What am I doing wrong?
public class MessageHandler {
private volatile static MessageHandler messageHandler = null;
private List<Message>messages = null;
private volatile WeakReference<MessagesPanelControl> view = null;
private final Object viewSynchronizationObject = new Object();
private MessageHandler() {
messages = new ArrayList<Message>();
}
public static MessageHandler getInstance() {
MessageHandler result = messageHandler;
if (result == null) {
synchronized (MessageHandler.class) {
result = messageHandler;
if (result == null)
messageHandler = result = new MessageHandler();
}
}
return result;
}
public void registerView(MessagesPanelControl view) {
this.view = new WeakReference<MessagesPanelControl>(view);
}
public void addMessage(final Message message) {
synchronized (viewSynchronizationObject) {
messages.add(message);
Collections.sort(messages);
updateView();
}
}
private void updateView() {
SwingUtilities.invokeLater(new Runnable() {
@Override
public void run() {
synchronized (viewSynchronizationObject) {
if (view == null) {
return;
}
MessagesPanelControl mpc = view.get();
if (mpc != null) {
mpc.updateView();
}
}
}
});
}
}
In the MainFrame class i'm doing this initialization once at startup:
MessagesPanelControl mp = new MessagesPanelControl();
MessageHandler.getInstance().registerView(mp);
LockPane messageBasicPane = new LockPane(this, mp);
And then in different threads this is called to show a message via the MessageHandler
Singleton:
MessageHandler.getInstance().addMessage(Message.getSimpleMessage("Error", "Fatal error occured", Message.MessageIcon.ERROR));
I didn't post all details, but all necessary parts to understand the whole problme, hope it makes it more understandable.
The MessagePanelControl
(mpc) is a class, that extends JPanel
. Its updateView()
-method creates the message controlls based on the MessageHandler's
message list like buttons, labels and icons.

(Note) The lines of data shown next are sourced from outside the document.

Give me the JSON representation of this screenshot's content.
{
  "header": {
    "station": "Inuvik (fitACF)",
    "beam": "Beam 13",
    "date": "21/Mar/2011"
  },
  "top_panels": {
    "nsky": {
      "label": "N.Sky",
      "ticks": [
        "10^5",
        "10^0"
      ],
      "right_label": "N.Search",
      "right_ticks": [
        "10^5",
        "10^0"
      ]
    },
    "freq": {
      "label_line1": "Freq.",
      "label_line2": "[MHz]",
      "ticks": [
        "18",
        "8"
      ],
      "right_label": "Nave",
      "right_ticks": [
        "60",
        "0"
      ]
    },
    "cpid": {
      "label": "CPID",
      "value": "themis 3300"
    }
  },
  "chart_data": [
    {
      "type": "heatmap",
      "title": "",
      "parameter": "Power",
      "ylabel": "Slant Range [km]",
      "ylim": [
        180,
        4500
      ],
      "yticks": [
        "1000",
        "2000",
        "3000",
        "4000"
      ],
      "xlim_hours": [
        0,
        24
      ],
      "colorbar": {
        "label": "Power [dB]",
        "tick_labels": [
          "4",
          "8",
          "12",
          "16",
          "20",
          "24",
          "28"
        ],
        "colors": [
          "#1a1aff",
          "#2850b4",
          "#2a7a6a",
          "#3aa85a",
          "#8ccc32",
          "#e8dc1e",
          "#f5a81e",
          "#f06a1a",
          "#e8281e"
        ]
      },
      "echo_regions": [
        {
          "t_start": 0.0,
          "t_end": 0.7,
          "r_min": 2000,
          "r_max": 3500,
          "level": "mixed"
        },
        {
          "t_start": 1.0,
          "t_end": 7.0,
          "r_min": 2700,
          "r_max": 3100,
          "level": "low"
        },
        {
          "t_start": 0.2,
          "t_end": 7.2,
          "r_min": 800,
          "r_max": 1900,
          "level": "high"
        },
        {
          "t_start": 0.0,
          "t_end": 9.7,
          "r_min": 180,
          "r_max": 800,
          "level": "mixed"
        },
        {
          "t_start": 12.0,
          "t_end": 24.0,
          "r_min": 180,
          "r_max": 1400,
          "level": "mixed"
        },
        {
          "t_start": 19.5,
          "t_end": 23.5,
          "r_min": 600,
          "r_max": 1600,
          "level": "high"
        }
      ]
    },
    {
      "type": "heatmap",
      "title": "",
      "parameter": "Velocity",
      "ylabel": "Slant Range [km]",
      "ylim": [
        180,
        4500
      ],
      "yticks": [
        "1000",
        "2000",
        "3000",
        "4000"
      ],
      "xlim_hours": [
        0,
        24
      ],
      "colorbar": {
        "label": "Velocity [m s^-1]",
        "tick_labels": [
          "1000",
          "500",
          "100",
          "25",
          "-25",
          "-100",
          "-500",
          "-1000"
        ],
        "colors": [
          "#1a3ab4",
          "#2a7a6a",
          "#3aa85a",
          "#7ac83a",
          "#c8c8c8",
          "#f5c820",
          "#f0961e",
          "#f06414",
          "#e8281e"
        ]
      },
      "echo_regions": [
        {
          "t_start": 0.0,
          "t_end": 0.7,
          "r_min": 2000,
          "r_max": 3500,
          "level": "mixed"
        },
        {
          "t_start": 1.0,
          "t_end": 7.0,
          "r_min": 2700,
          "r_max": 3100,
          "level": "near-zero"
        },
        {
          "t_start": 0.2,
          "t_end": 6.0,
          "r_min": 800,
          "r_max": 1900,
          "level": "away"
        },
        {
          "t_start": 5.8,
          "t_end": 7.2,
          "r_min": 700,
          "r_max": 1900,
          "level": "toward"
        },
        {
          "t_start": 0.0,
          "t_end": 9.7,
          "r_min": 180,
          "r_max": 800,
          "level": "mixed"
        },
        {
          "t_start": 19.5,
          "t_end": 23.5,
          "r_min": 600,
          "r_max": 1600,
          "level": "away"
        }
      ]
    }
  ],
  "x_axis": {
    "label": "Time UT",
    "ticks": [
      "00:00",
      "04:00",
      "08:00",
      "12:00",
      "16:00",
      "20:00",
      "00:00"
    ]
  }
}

Finally the method sends a Delegate
like command to the main frame to show the JDialog
containing the MessagePanelControl
.
Summarized it does:
- messageList.size()>0: create message panels for each message in list in
MessageHandler
- messageList.size()>0: show JDialog with
MessagePanelControl
messageList.size()<=0: hide JDialog with
MessagePanelControl
public void updateView() { synchronized (viewMPCSynchronizationObject) { Utils.throwExceptionWhenNotOnEDT();
JPanel messagesListPanel = new JPanel(); scrollPane.setViewportView(messagesListPanel); scrollPane.setBorder(null); messagesListPanel.setLayout(new BoxLayout(messagesListPanel, BoxLayout.Y_AXIS)); if (MessageHandler.getInstance().getMessages() != null && MessageHandler.getInstance().getMessages().size() > 0) { [...] //Create buttons, text icons... for each message [...] SwingUtilities.invokeLater(new Runnable() { public void run() { MainFrame().showMessageBoard(); } }); } else { SwingUtilities.invokeLater(new Runnable() { public void run() { MainFrame().closeMessageBoard(); } }); } repaint(); }
}
MainFrame:
//Show Messageboard
public void showMessageBoard() {
if (messageBasicPane != null) {
messageBasicPane.setVisible(true);
messageBasicPane.repaint();
}
}
[...]
//Close Messageboard
public void closeMessageBoard() {
if (messageBasicPane != null) {
messageBasicPane.setVisible(false);
}
}
This line creates the JDialog
, in detail:
[...]
public LockPane(JFrame parentFrame, JComponent componentToShow, Dimension paneSize, float opacity, ModalityType modality) {
super(parentFrame, true);
Utils.throwExceptionWhenNotOnEDT();
createDialog(paneSize, opacity, modality);
if (componentToShow != null) {
add(componentToShow);
}
pack();
}
private void createDialog(Dimension paneSize, float opacity, ModalityType modality) {
Utils.throwExceptionWhenNotOnEDT();
setUndecorated(true);
setModalityType(modality);
if (opacity < 1 && opacity >= 0)
com.sun.awt.AWTUtilities.setWindowOpacity(this, opacity);
setSize(paneSize);
setPreferredSize(paneSize);
setMaximumSize(paneSize);
setBounds(0, 0, paneSize.width, paneSize.height);
setDefaultCloseOperation(JFrame.DO_NOTHING_ON_CLOSE);
}
[...]
A new observation with Java VisualVM
is, that the AWT-EventQueue isn't blocked, only sometime there are small periods of 'wait' but nothing blocking. Another strange thing is, that sometimes my JDialog
is fully transparent (invisible) and sometimes its white with the desired opacity.